In the opening chapters of Physics Book II, Aristotle poses a question that seems almost too simple to be philosophical: what distinguishes a tree from a table, a horse from a harness? Both are made of matter; both have form; both occupy space. Yet one belongs to nature, the other to art.
Aristotle's answer would shape natural philosophy for nearly two millennia. A natural thing, he argues, contains within itself the principle of its own change and rest. A bed does not grow; a sapling does. The difference is not superficial but ontological.
This distinction, deceptively modest, opens onto Aristotle's most ambitious claim: that nature itself is purposive, that natural processes aim at ends. Understanding this argument requires patient attention to his text, where the four causes, the critique of mechanism, and the analogy between art and nature converge into a single, coherent vision of physis.
Nature as Internal Principle
Aristotle begins Physics II.1 with a definition that has occupied commentators since antiquity: nature is archē kinēseōs kai staseōs—a principle of motion and rest. What distinguishes natural beings is that this principle resides within them, not imposed from outside.
Consider his own example. A wooden bed, if buried and somehow able to sprout, would grow not into another bed but into a tree. The wood retains its natural principle; the artificial form does not propagate itself. The bed-ness is accidental to the wood, while tree-ness is essential.
This internal principle accounts for why natural things exhibit characteristic patterns of development. An acorn does not become an oak by accident or external force. Its trajectory is written into what it is. Aristotle calls this immanent directedness the physis of the thing—not a thing's mere material composition, but its inherent tendency toward a specific form.
The implications extend beyond biology. Fire rises, stones fall, animals reproduce after their kind—each according to its own nature. To understand a natural being, then, is not merely to catalogue its parts but to grasp the principle that makes it the kind of being it is.
TakeawayTo know a thing's nature is to know what it tends toward when nothing interferes. The question is never just what something is made of, but what it is reaching for.
The Argument for Natural Teleology
In Physics II.8, Aristotle confronts the materialists, particularly Empedocles, who held that apparent purposiveness in nature is illusory—the result of random combinations preserved by survival. Teeth happen to be sharp in front and flat behind, on this view, not because they ought to be, but because creatures so equipped survived.
Aristotle's reply is striking. He argues that what occurs always or for the most part cannot be attributed to chance. Chance, by definition, is the exception. If natural processes regularly produce well-adapted outcomes, the explanation cannot lie in coincidence. There must be an end for the sake of which the process occurs.
Crucially, Aristotelian teleology does not require conscious intention. The spider weaves without deliberation; the plant grows leaves without planning. Yet the spider's web serves catching prey, and the leaves serve photosynthesis. End-directedness is built into the structure of natural beings themselves, not imposed by a planning mind.
This is the heart of Aristotle's natural philosophy. The four causes—material, formal, efficient, and final—converge most fully in natural beings, where the final cause (telos) coincides with the formal cause. What a thing is for, and what it is, turn out to be the same.

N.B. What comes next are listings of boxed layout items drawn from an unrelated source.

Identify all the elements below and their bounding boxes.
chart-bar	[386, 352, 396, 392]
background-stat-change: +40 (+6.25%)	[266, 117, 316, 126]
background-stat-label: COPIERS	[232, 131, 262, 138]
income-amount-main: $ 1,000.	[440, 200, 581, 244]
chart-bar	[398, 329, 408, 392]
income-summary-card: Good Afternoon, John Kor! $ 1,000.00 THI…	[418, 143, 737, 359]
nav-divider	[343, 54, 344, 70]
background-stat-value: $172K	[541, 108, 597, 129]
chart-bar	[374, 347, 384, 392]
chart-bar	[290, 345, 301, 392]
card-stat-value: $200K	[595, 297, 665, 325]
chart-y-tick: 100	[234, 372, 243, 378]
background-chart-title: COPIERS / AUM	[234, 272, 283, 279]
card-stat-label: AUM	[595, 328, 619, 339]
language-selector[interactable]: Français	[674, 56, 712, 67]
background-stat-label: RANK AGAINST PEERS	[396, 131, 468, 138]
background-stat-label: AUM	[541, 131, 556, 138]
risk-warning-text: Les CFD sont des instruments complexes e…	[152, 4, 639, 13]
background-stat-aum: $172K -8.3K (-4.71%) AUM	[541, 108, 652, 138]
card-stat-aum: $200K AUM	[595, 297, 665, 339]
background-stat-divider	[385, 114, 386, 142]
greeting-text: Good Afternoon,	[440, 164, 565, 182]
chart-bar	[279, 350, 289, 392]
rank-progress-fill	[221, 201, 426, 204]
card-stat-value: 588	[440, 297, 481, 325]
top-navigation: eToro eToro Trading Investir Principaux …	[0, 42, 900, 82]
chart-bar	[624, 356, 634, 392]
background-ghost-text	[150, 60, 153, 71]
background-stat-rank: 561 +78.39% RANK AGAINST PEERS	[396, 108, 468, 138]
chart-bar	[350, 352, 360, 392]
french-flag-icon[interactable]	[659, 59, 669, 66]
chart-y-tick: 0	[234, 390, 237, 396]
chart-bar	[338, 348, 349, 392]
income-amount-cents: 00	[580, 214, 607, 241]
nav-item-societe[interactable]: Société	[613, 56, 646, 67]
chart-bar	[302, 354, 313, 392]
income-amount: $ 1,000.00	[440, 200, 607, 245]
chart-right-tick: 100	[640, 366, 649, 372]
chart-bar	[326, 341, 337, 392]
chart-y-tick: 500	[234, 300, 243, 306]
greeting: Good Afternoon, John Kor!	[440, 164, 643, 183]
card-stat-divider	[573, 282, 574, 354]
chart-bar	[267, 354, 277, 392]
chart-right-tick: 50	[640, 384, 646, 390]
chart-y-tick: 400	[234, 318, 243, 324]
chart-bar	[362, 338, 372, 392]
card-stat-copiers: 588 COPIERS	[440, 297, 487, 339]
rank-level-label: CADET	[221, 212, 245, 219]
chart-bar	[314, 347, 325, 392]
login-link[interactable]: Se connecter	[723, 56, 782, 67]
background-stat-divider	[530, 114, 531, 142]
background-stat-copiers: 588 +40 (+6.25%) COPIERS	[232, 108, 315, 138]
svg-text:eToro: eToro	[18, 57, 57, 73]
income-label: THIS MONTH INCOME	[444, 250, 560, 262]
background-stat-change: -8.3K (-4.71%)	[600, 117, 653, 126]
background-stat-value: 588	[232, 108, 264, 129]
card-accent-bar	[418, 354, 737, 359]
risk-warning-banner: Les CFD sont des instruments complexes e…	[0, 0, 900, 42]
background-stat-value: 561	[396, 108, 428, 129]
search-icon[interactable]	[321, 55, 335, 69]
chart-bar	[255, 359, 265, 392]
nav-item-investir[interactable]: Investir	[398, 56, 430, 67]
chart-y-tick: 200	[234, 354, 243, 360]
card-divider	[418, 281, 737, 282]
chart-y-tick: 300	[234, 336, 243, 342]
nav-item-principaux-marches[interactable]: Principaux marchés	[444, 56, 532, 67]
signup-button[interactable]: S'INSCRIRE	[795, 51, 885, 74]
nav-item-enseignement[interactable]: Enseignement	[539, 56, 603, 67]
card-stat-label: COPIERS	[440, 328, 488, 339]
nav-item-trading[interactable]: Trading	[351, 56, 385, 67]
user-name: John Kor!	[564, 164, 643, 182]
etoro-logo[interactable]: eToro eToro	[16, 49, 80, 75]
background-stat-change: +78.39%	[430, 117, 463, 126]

TakeawayRegularity is the signature of purpose. When patterns hold across countless instances, chance ceases to be a credible explanation—something is being aimed at.
Art Imitates Nature
Aristotle's famous dictum—technē mimeitai tēn physin, art imitates nature—is often misread. He does not mean that painters copy landscapes or sculptors reproduce bodies. He means something deeper: human craftsmanship follows the same logical structure as natural production.

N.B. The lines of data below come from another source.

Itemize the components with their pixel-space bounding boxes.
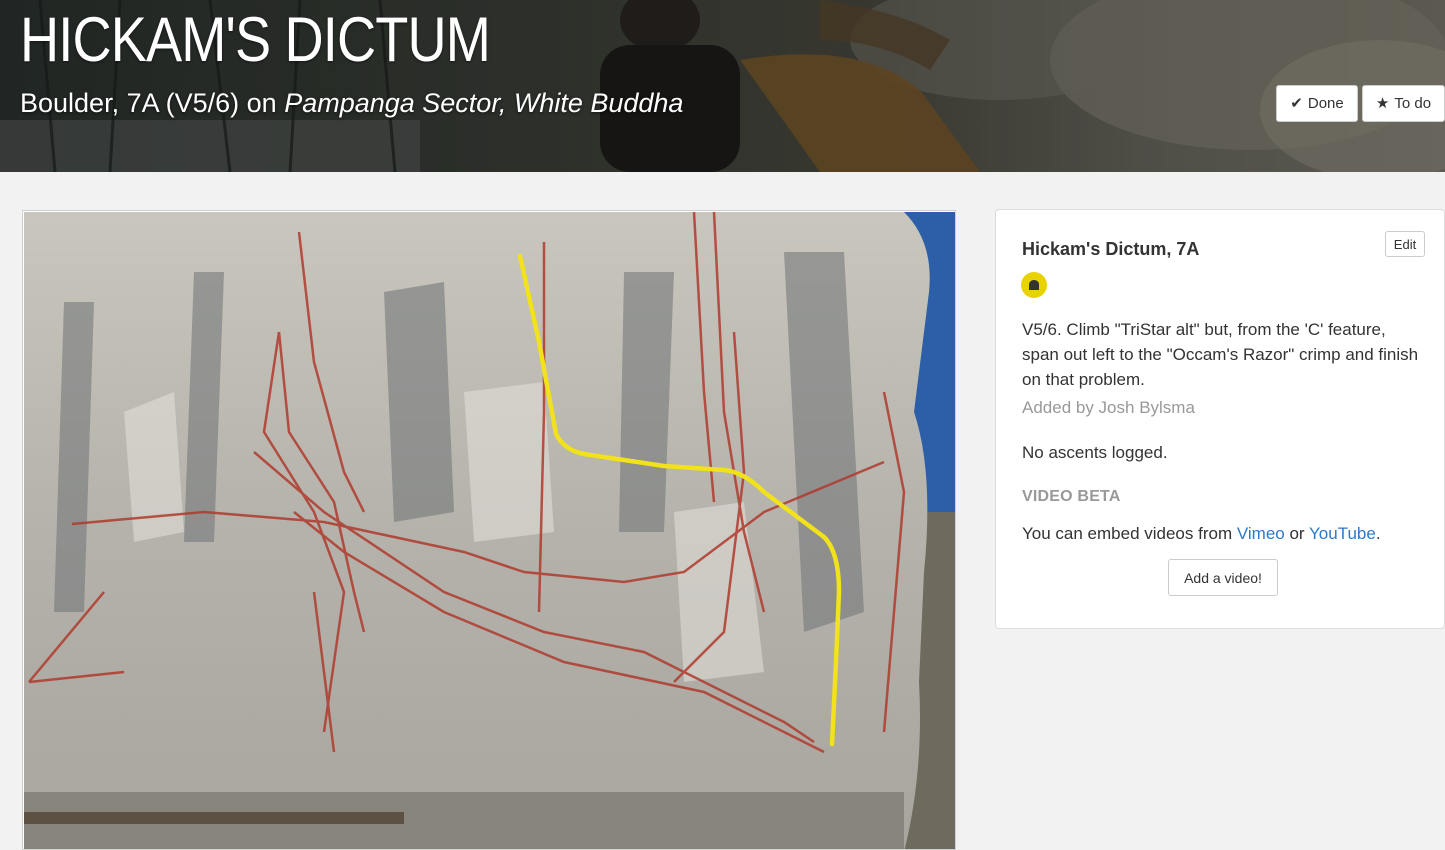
done-button-label: Done — [1307, 95, 1344, 112]
route-title: HICKAM'S DICTUM — [20, 5, 491, 75]
edit-button[interactable]: Edit — [1385, 231, 1425, 257]
topo-photo — [24, 212, 955, 849]
youtube-link[interactable]: YouTube — [1309, 524, 1376, 543]
route-header-banner: HICKAM'S DICTUM Boulder, 7A (V5/6) on Pa… — [0, 0, 1445, 172]
added-by: Added by Josh Bylsma — [1022, 398, 1195, 417]
grade-badge — [1021, 272, 1047, 298]
video-beta-text-middle: or — [1284, 524, 1309, 543]
video-beta-heading: VIDEO BETA — [1022, 488, 1121, 505]
route-type-grade: Boulder, 7A (V5/6) on — [20, 88, 285, 118]
route-description: V5/6. Climb "TriStar alt" but, from the … — [1022, 320, 1419, 389]
topo-image[interactable] — [22, 210, 956, 850]
route-subtitle: Boulder, 7A (V5/6) on Pampanga Sector, W… — [20, 88, 683, 119]
panel-title: Hickam's Dictum, 7A — [1022, 239, 1200, 259]
todo-button-label: To do — [1394, 95, 1432, 112]
checkmark-icon: ✔ — [1290, 95, 1303, 112]
route-location-link[interactable]: Pampanga Sector, White Buddha — [284, 88, 683, 118]
vimeo-link[interactable]: Vimeo — [1237, 524, 1285, 543]
todo-button[interactable]: ★ To do — [1362, 85, 1445, 122]
ascents-status: No ascents logged. — [1022, 443, 1168, 462]
route-info-panel: Hickam's Dictum, 7A Edit V5/6. Climb "Tr… — [995, 209, 1445, 629]
add-video-button[interactable]: Add a video! — [1168, 559, 1278, 596]
done-button[interactable]: ✔ Done — [1276, 85, 1358, 122]
video-beta-text-before: You can embed videos from — [1022, 524, 1237, 543]
video-beta-text: You can embed videos from Vimeo or YouTu… — [1022, 524, 1381, 544]
video-beta-text-after: . — [1375, 524, 1381, 543]
boulder-icon — [1029, 280, 1039, 290]
star-icon: ★ — [1375, 95, 1390, 112]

The doctor and the body both aim at health. The builder and the growing organism both move from potentiality to actuality through ordered stages. What art accomplishes deliberately, nature accomplishes spontaneously. Aristotle even suggests that if shipbuilding were natural, it would proceed exactly as it does now—just without the shipwright.
This analogy cuts both ways. It illuminates nature by reference to the familiar logic of craft, while elevating craft by showing its kinship with the cosmos. The artisan does not impose alien purposes on inert matter; he completes or extends tendencies already latent in the materials he works with.

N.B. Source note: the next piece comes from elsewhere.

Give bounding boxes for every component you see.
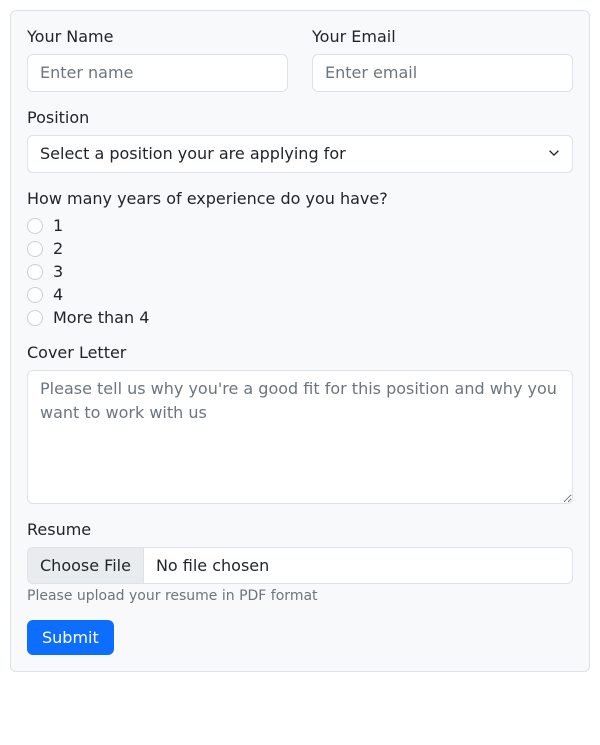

Yet the difference remains decisive. Art's principle lies in the artisan's soul; nature's principle lies in the thing itself. This is why, for Aristotle, the study of nature is a study of beings that, in a meaningful sense, know what they are doing—even when no one is thinking.
TakeawayCraft and nature are not opposites but cousins, each completing matter according to form. The difference is only where the blueprint lives.
Aristotle's account of nature is neither a quaint relic nor a finished doctrine. It is a sustained argument that the world is intelligible because natural beings have their own intrinsic principles of development, and that to understand them is to grasp what they are for.
Modern science largely rejected final causes in the seventeenth century, opting for mechanism. Yet contemporary biology, with its functional explanations and talk of adaptation, has quietly reintroduced teleological language. The Aristotelian question—what is this for?—proves difficult to abandon.
Reading Physics II carefully reminds us that the boundary between the natural and the artificial is not given but argued for, and that the questions Aristotle raised about nature's purposiveness remain genuinely open.